1. Van Gogh left for the Netherlands on 27 June 1874 and arrived in Helvoirt on 28 June (FR b2709).
2. It is not known which paintings this refers to.
3. An exhibition of the work of living artists was held every summer at the Royal Academy of Arts (in Burlington House on Piccadilly). Three works by James Tissot were on display that year: London visitors, c. 1874 (Toledo, Toledo Museum of Art. Purchased with funds from the Libbey Endowment. Gift of Edward Drummond Libbey), ill. 1699 [1699]; Waiting (present whereabouts unknown), described in ‘The Royal Academy’, The Art Journal (July 1874), no. 151, p. 200 as: ‘autumn leaves overhanging the figure of a young lady waiting in a boat’; and The ball on shipboard, 1874 (London, Tate, presented by the Trustees of the Chantrey Bequest 1937). Ill. 1700 [1700]. See Wentworth 1984, p. 201.
[1699] [1700]
4. It is not known which drawings this refers to. The drawing, previously attributed to Van Gogh, depicting the house at 87 Hackford Road (private collection), is thought by M. Vellekoop and S. van Heugten of the Van Gogh Museum not to be by his hand.
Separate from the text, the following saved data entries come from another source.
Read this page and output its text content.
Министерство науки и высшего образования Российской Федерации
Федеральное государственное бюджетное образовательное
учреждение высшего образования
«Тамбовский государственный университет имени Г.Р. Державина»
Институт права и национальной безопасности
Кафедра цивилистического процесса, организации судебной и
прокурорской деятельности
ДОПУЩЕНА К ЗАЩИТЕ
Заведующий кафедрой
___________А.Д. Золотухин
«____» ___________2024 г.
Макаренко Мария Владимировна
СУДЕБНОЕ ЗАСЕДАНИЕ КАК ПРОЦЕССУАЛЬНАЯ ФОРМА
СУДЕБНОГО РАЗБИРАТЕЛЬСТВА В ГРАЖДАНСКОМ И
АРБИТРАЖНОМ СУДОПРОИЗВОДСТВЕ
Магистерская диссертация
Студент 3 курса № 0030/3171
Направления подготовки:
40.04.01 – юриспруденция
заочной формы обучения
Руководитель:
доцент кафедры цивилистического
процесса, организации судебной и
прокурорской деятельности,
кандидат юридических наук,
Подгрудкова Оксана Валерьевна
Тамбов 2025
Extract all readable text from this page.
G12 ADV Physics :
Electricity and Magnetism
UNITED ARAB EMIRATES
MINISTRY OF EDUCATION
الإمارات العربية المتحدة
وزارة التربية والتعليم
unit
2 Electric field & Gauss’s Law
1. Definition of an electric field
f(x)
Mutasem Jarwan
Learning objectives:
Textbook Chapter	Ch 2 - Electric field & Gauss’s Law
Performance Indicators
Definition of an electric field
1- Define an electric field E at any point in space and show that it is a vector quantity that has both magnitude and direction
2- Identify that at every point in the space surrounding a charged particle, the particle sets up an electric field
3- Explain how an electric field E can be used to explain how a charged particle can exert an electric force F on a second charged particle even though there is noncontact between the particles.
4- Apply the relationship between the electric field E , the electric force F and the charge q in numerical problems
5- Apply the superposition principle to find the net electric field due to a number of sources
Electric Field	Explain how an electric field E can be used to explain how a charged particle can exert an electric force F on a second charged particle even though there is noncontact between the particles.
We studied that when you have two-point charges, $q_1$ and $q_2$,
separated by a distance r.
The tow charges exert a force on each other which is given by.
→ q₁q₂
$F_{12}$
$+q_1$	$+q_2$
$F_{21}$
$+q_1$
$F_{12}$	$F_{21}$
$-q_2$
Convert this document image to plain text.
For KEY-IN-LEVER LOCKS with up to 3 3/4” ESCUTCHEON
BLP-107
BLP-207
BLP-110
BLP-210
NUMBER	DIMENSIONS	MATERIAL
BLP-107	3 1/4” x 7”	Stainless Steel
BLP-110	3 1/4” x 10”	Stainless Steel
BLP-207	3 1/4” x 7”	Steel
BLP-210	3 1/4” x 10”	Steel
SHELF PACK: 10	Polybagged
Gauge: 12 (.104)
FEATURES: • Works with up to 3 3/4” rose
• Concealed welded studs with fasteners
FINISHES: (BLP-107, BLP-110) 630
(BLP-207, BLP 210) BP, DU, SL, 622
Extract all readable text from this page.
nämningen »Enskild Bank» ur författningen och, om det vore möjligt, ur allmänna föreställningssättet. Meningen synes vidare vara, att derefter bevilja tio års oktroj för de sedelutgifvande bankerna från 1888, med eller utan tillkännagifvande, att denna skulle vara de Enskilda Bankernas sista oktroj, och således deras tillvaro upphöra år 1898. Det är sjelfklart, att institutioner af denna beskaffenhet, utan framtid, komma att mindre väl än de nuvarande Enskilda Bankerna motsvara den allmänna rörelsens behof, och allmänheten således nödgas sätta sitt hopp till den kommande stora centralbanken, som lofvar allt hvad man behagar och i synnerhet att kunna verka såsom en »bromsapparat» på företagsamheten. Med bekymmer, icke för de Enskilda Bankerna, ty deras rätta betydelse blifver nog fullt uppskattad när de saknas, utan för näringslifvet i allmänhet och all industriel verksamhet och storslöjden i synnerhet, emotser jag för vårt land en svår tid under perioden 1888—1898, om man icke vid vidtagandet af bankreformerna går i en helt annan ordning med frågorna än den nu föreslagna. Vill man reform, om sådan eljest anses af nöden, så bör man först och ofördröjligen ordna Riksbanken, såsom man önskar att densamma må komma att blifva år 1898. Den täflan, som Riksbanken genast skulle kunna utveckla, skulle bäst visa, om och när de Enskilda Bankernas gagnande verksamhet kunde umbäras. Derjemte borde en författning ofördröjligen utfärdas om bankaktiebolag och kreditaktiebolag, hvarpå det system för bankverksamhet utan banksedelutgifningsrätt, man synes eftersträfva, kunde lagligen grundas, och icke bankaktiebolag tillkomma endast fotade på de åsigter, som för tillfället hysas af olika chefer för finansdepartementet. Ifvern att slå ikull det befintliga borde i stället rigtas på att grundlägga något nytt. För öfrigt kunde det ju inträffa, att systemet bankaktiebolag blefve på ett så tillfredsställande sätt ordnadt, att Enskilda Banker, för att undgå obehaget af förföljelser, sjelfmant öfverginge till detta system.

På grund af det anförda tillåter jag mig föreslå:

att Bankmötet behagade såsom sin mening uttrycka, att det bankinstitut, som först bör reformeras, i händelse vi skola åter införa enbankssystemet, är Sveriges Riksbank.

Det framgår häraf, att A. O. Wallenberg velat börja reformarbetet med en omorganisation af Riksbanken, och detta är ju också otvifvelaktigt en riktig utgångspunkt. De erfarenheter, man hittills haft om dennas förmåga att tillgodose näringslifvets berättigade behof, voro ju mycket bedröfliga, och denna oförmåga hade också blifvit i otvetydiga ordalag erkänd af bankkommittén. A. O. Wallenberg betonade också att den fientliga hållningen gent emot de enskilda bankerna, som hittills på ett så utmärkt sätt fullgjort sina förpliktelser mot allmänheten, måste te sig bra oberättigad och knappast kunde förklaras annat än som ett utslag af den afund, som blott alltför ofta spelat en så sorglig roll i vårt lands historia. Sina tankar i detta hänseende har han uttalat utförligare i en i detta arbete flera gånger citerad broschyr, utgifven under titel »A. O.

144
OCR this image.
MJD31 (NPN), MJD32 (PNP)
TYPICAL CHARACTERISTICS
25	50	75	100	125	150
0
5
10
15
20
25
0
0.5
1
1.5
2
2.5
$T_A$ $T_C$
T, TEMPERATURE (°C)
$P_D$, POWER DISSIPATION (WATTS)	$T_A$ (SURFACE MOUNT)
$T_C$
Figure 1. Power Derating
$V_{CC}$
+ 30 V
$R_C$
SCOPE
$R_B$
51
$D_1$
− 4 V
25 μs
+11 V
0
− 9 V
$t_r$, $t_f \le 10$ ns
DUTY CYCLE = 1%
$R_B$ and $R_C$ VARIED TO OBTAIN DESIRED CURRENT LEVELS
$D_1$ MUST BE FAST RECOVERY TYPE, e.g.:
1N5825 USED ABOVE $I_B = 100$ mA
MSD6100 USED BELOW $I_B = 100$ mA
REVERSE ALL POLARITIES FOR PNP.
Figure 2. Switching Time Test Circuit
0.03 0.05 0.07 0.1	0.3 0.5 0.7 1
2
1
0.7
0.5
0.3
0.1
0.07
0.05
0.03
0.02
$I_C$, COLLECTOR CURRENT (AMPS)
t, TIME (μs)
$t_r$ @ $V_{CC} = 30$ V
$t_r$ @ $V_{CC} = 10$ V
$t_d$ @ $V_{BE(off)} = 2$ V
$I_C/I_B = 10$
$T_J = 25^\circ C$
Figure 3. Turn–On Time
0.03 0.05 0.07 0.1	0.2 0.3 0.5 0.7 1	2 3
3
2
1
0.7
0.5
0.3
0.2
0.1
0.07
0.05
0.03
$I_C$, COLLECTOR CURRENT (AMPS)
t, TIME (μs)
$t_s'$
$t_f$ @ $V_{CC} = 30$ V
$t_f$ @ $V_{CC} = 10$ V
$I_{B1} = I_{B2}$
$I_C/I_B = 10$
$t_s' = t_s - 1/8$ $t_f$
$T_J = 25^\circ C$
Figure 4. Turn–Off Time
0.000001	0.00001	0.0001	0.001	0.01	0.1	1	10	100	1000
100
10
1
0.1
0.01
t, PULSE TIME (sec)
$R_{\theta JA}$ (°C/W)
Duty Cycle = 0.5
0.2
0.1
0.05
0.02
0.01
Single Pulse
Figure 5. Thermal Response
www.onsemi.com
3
Cf. Kenneth Wilkie, ‘Yes! It’s an original’, Holland Herald 8-2 (1973), pp. 10-13; and exhib. cat. London 1992, p. 120, cat. no. 7.
5. César de Cock, known as a painter of landscapes of Flanders and northern France, was called ‘the Flemish brother of Corot’.
6. The meeting referred to must have taken place during Van Gogh’s stay in Paris in May 1873.